Education: 10% of all Americans were completely illiterate. 20% of Americans could read a little, but not well enough to read a newspaper. Only 6% of all Americans graduated high school. Public school teachers were allowed to beat children with their hands, sticks, and paddles. It was quite common for school teachers to beat at least one child every day. In most places, children had to buy their textbooks. If they couldn’t afford to buy textbooks, then they didn’t have textbooks.

Food: There were no federal food inspectors, and food processors were not required to list ingredients on package labels. New York City had its own food inspectors, and this is what found in a 1901 study: 90% of the milk sold in New York City was watered down, 50% of all bread contained sawdust, and 90% of all sausages contained animal parts unfit for human consumption. Most meat markets did not have ice or refrigerators. In hot weather, raw meat went bad quickly. 1/4 of the raw beef and pork sold in New York City was rancid or contained maggots. Virtually all canned food contained lead from soldered joints. Food coloring contained lead, arsenic, and mercury. Not surprisingly, food poisoning was one of the 10 leading causes of death in the U.S.

Cars: There were 8,000 cars in the entire U.S. Only very rich people owned cars. The average car sold for $5,000. That was 2-years salary for a skilled worker. The maximum speed limit in big cities was 10 miles an hour. Safety glass had not yet been invented, and cars did not have seat belts. Even minor accidents at 10 miles an hour could be fatal.

Horse Manure: Outside of cities, most houses had at least 1 horse. An average horse weighs 1,000 pounds and produces ​30 pounds of manure a day, or ​over 5 tons a year. If there was a boy in the house, it was his job to take care of the horse. That included feeding, watering, and grooming the horse; and disposing of the horse manure. This was usually done by composting the manure or shoveling it onto a manure wagon and carting it away.​

The Horse Manure Crisis. As the population of American cities grew in the 19th Century, many of them developed a ‘horse manure crisis’, as it was known. In 1900, horses deposited 3 million pounds of horse manure on the streets of New York City every day. You can imagine what this smelled like on a hot, humid day. Here is a short PBS video about this crisis: New York City Horse Manure Crisis.

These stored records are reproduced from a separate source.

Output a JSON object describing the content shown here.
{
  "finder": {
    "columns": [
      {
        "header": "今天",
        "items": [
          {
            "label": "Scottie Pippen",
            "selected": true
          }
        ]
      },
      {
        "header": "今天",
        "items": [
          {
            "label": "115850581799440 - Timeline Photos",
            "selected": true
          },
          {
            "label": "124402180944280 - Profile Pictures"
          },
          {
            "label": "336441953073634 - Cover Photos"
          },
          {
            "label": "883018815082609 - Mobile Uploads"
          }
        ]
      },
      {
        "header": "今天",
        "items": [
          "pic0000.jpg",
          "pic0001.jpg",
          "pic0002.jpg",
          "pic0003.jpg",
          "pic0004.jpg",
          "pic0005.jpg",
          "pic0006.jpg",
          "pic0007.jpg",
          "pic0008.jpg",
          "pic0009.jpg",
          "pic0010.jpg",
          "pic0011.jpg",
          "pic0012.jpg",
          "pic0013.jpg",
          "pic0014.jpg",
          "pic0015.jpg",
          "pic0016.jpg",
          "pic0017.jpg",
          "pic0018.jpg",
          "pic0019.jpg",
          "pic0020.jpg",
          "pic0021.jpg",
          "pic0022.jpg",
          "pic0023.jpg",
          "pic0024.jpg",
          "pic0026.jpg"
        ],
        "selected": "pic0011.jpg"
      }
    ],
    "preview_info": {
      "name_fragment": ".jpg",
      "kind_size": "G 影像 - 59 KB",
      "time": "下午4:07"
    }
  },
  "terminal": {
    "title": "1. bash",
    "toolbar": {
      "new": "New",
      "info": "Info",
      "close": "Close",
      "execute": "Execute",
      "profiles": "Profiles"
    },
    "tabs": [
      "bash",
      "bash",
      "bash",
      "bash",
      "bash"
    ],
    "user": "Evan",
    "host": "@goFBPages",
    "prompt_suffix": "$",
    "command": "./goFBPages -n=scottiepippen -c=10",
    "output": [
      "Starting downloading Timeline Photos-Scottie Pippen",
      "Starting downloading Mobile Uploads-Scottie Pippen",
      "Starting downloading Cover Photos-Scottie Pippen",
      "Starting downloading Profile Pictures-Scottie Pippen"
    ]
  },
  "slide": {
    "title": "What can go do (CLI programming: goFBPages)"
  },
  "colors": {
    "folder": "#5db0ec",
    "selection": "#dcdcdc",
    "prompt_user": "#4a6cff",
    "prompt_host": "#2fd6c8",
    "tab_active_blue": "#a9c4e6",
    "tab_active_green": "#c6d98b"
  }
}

Electricity​ & Telephones: Only 2% of all homes in the U.S. had electricity. Nobody had refrigerators or air conditioners. If your parents were wealthy, they might have a telephone, but children were not allowed to use it. Only 1 house in 12 had a telephone. Telephone calls were very expensive. A 3-minute phone call from San Francisco to New York cost $10.00, more than a week’s salary for an average worker.

Would you still like to have lived in ‘The Good Old Days’?